Aber langer Rede kurzer Sinn, die Strecke an und für sich ist ein Leckerbissen an landschaftlicher Schönheit, vorallem im Frühling (wenn der Schnee geschmolzen und die Strecke trocken ist), Sommer und Herbst. Aber sicherlich ist dann einiges mehr los, als zu dieser Jahreszeit. Im Prinzip wäre diese Strecke im Winter eigentlich nicht befahrbar, denn erstens gibt es keinen Winterdienst und zweitens hat normalerweise in anderen Jahren viel mehr Schnee zu dieser Jahreszeit.
Die letzten Meilen vor Gateway ging es steil bergab in einen Canyon, bei dem jedoch die Strasse zusehends, zu meiner Erleichterung, befahrbarer wurde.
Auch ab Gateway bis knapp vor Grand Junction verlauft die Strasse (voll ausgebaute Strasse) entlang eines Tales/Canyons, der als eines der schönsten landschaftlichen Strassen von Colorado vermarktet wird.
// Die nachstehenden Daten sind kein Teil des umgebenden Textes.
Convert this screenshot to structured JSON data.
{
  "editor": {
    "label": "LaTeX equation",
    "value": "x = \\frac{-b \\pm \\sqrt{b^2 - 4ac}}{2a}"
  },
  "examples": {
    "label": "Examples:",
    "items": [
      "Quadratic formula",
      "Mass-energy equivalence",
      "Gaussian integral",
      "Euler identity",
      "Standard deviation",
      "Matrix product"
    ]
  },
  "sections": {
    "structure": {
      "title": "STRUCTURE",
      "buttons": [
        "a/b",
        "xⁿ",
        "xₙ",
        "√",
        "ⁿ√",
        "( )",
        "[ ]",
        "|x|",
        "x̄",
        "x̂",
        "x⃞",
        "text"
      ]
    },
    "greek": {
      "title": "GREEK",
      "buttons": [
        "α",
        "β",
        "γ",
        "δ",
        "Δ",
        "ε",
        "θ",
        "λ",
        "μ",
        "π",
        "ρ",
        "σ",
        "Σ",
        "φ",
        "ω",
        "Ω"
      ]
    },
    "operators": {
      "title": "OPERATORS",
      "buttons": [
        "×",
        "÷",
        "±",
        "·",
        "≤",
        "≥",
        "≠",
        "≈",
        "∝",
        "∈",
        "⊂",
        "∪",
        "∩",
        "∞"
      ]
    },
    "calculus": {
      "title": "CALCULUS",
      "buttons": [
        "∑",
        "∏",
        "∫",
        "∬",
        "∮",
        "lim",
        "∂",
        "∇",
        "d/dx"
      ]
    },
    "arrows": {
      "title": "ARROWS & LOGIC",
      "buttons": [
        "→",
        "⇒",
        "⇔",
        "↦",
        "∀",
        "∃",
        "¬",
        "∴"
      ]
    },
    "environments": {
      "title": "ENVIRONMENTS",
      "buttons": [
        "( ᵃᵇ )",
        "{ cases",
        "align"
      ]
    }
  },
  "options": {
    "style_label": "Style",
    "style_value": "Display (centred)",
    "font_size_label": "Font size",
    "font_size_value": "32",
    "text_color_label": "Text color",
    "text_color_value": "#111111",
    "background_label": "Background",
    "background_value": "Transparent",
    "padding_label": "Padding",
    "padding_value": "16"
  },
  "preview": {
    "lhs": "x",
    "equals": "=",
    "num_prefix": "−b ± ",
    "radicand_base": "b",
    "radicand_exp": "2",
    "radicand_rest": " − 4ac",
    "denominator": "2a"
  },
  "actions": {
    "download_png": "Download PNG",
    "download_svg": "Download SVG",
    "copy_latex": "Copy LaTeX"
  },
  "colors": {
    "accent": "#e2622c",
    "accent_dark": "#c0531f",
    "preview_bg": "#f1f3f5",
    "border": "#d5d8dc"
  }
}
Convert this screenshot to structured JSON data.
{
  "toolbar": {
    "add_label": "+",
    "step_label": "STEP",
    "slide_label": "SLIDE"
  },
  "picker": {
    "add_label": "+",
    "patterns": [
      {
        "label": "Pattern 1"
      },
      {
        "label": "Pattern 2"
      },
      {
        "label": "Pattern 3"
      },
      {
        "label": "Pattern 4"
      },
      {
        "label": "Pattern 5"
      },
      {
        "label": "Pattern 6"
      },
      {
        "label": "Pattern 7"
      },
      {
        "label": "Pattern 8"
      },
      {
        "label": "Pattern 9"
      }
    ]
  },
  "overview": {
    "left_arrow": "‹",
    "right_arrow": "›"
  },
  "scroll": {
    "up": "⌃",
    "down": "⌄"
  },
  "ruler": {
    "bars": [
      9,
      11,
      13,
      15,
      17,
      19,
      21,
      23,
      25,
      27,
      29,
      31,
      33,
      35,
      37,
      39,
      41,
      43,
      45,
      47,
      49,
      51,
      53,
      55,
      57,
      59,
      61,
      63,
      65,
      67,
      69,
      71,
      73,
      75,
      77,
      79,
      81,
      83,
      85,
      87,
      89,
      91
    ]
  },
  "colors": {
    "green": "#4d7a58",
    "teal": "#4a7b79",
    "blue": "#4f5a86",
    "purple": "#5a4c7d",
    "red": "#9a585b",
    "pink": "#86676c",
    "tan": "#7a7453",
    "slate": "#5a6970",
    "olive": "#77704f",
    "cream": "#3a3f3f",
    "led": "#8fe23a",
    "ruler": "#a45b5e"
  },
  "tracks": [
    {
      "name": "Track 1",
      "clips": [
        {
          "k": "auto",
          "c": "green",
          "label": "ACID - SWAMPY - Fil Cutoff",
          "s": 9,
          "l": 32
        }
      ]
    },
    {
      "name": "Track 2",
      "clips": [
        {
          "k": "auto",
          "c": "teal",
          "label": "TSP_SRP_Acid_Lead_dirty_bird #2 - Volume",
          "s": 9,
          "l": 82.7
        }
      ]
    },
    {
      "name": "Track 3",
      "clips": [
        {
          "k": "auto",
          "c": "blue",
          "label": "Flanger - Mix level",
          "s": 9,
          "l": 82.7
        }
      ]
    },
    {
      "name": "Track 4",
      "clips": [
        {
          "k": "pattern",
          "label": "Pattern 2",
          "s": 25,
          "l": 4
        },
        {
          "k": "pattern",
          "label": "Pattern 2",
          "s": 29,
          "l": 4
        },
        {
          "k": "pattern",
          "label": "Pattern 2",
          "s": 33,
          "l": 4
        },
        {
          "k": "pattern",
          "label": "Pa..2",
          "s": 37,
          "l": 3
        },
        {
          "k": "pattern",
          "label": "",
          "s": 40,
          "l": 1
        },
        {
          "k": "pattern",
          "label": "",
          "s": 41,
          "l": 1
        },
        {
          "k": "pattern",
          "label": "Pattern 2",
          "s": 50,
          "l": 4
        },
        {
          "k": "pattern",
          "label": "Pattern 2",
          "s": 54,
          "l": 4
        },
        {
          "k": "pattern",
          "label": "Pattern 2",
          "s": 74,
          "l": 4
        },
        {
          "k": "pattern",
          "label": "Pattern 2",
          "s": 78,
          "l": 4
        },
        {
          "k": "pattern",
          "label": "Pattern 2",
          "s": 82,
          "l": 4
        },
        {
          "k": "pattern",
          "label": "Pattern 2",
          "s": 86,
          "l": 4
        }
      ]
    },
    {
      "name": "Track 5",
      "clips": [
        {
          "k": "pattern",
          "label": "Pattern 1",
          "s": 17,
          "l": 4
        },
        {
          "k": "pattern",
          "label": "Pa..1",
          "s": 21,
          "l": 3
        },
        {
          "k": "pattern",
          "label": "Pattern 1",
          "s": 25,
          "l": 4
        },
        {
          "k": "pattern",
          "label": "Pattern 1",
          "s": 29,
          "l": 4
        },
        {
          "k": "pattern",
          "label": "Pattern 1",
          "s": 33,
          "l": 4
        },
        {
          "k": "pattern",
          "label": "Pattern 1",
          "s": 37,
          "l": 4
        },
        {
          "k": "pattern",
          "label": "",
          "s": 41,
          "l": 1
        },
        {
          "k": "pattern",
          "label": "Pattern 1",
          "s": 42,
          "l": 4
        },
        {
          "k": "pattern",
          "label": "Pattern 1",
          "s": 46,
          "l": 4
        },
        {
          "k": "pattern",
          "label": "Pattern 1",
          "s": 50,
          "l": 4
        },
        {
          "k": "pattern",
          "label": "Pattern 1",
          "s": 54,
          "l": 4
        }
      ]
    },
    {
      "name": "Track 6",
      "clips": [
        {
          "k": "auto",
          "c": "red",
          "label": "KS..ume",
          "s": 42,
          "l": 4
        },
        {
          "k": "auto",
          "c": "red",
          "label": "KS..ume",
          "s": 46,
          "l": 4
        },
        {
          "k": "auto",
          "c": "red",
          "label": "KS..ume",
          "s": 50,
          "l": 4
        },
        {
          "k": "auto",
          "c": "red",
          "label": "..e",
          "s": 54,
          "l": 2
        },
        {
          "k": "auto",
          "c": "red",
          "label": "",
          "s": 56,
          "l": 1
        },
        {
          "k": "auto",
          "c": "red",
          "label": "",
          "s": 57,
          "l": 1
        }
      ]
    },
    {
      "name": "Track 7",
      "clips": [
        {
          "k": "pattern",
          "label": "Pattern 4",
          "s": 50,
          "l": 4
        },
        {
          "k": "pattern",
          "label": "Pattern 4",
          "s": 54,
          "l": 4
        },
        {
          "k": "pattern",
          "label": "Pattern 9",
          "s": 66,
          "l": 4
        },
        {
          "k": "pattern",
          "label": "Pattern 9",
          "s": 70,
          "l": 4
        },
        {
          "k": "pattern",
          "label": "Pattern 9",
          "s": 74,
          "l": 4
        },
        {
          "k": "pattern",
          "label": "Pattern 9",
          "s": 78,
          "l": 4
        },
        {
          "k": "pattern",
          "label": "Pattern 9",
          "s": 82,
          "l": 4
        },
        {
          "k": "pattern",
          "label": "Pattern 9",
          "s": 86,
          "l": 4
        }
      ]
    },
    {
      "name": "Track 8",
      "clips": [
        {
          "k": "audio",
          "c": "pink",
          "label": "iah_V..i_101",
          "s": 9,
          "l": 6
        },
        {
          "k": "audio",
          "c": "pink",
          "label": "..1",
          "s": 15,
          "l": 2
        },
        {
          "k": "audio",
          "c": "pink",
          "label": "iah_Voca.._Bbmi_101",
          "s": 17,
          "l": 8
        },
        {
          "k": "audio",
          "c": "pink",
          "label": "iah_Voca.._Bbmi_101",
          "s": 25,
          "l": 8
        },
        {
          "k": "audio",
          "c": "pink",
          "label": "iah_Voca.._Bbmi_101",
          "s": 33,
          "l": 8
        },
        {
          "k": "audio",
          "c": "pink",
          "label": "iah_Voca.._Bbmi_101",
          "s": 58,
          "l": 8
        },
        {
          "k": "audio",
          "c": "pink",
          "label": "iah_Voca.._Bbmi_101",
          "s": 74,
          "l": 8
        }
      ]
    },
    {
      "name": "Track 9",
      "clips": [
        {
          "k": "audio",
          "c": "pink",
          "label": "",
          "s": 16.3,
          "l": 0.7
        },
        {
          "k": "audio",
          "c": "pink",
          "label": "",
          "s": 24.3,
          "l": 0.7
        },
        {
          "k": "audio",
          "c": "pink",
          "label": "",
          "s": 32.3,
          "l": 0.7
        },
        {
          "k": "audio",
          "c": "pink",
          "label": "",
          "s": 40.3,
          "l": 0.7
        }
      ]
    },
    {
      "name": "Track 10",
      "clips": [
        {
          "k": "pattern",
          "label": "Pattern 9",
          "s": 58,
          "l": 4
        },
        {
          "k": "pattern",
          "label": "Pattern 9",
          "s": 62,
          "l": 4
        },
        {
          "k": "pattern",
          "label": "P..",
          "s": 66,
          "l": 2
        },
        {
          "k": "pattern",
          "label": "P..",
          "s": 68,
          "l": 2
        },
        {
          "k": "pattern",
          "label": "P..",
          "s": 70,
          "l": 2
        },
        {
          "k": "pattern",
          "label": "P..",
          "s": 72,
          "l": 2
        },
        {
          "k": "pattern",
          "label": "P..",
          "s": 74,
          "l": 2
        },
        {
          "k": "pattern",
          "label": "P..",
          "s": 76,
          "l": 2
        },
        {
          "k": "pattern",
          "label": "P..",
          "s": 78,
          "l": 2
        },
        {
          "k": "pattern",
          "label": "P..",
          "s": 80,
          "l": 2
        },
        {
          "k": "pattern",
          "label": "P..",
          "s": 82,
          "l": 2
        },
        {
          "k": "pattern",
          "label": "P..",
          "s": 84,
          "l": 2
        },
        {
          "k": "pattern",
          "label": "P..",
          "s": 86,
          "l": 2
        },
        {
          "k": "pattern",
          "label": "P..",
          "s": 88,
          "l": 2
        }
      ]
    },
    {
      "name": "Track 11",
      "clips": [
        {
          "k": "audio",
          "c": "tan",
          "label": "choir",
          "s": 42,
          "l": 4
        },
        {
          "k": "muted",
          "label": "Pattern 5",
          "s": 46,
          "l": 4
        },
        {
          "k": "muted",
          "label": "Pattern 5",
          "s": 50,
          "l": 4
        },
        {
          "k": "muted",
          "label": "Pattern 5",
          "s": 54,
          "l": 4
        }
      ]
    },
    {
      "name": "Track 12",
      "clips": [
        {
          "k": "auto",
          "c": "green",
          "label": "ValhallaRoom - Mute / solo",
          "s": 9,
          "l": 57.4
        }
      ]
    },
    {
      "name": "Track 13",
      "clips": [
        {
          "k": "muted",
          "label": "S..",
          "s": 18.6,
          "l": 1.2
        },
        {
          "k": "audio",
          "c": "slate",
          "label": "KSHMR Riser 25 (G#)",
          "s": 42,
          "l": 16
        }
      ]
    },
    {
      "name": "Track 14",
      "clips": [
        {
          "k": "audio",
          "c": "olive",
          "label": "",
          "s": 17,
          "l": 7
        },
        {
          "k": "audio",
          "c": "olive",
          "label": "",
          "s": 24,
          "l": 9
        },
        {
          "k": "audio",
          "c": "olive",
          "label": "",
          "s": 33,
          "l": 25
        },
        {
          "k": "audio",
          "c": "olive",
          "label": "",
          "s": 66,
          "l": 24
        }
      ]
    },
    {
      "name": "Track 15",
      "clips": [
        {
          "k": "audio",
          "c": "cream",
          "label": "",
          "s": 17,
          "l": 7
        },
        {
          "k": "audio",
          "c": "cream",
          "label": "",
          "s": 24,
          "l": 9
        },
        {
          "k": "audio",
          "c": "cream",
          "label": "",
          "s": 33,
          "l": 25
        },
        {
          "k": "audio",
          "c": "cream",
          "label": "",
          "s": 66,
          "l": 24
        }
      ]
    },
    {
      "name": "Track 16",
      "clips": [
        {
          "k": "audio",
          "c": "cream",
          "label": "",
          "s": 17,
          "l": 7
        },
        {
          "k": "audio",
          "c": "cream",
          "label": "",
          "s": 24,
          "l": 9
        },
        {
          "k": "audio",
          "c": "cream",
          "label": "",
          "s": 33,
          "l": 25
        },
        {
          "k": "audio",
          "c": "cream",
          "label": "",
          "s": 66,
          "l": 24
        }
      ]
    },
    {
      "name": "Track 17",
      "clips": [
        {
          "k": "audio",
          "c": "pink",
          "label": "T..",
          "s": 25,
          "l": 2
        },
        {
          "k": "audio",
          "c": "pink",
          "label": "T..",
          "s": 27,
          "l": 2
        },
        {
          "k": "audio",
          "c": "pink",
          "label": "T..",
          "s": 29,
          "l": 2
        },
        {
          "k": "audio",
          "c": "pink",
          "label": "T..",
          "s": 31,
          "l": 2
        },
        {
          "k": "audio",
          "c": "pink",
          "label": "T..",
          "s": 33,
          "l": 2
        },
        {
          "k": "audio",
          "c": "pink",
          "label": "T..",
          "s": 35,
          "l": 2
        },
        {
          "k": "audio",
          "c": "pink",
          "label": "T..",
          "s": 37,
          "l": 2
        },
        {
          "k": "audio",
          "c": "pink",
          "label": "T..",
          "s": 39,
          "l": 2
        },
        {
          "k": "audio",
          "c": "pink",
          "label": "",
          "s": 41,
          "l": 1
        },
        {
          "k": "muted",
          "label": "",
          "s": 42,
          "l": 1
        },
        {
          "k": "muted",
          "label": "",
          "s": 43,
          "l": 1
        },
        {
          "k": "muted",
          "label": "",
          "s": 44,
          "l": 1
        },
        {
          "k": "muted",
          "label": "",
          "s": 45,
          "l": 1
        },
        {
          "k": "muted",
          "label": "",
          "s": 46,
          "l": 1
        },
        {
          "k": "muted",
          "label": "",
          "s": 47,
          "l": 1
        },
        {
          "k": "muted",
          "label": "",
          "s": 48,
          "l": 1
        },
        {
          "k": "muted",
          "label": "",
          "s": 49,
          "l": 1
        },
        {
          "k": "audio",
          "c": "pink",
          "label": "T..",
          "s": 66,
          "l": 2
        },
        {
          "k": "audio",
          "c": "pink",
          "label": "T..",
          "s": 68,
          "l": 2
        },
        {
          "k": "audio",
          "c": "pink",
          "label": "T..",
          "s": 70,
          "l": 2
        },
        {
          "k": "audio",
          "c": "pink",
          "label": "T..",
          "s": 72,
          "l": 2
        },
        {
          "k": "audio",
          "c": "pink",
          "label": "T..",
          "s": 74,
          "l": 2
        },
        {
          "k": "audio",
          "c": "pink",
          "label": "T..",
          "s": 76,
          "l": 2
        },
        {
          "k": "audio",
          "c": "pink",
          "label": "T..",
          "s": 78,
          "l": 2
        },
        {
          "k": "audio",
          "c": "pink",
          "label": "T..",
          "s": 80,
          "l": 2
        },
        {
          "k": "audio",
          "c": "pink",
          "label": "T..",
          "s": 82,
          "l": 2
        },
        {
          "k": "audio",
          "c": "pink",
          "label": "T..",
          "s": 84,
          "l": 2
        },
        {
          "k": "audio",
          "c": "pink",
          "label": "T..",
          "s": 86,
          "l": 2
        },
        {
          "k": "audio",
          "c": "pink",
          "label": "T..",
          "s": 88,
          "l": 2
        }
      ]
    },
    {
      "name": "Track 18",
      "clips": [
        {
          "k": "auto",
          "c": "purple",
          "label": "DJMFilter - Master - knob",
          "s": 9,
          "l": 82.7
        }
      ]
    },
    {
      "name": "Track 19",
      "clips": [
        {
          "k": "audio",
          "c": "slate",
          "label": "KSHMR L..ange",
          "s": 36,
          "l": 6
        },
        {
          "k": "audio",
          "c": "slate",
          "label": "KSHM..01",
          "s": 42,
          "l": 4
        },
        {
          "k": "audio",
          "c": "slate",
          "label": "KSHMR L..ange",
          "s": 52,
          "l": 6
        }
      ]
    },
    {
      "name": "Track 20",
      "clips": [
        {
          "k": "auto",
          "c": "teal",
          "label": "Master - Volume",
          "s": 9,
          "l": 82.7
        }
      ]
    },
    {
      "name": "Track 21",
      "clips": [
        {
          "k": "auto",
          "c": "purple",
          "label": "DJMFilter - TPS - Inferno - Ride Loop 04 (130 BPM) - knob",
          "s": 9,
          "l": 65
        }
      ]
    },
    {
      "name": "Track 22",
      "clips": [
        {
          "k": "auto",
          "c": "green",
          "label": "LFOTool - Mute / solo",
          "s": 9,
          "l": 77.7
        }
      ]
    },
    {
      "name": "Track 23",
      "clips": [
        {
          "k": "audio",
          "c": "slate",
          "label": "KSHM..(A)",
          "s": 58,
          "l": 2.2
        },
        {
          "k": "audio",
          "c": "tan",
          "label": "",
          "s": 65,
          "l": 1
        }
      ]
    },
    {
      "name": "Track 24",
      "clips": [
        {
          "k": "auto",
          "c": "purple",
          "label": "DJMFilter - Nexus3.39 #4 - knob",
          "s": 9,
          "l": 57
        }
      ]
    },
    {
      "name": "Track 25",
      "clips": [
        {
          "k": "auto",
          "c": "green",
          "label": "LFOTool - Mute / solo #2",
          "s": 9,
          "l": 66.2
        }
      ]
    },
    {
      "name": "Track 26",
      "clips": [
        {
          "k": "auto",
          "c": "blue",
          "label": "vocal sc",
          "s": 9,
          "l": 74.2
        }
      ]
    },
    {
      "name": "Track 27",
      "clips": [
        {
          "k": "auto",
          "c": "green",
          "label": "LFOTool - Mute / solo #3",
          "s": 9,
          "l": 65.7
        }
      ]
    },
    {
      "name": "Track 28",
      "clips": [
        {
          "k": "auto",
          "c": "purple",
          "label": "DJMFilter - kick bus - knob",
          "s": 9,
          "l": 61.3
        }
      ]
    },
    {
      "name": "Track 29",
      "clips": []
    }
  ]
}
Auf alle Fälle hat es mir persönlich sehr gefallen!
In Grand Junction, ein Ort mit ca. 70'000 Einwohner, machte ich dann Halt, wiederum im Gym, und suchte mir dann in der Dunkelheit einen geeigneten und ruhigen Übernachtungsplatz auf BLM-Land in den Aussenbezirken des Ortes.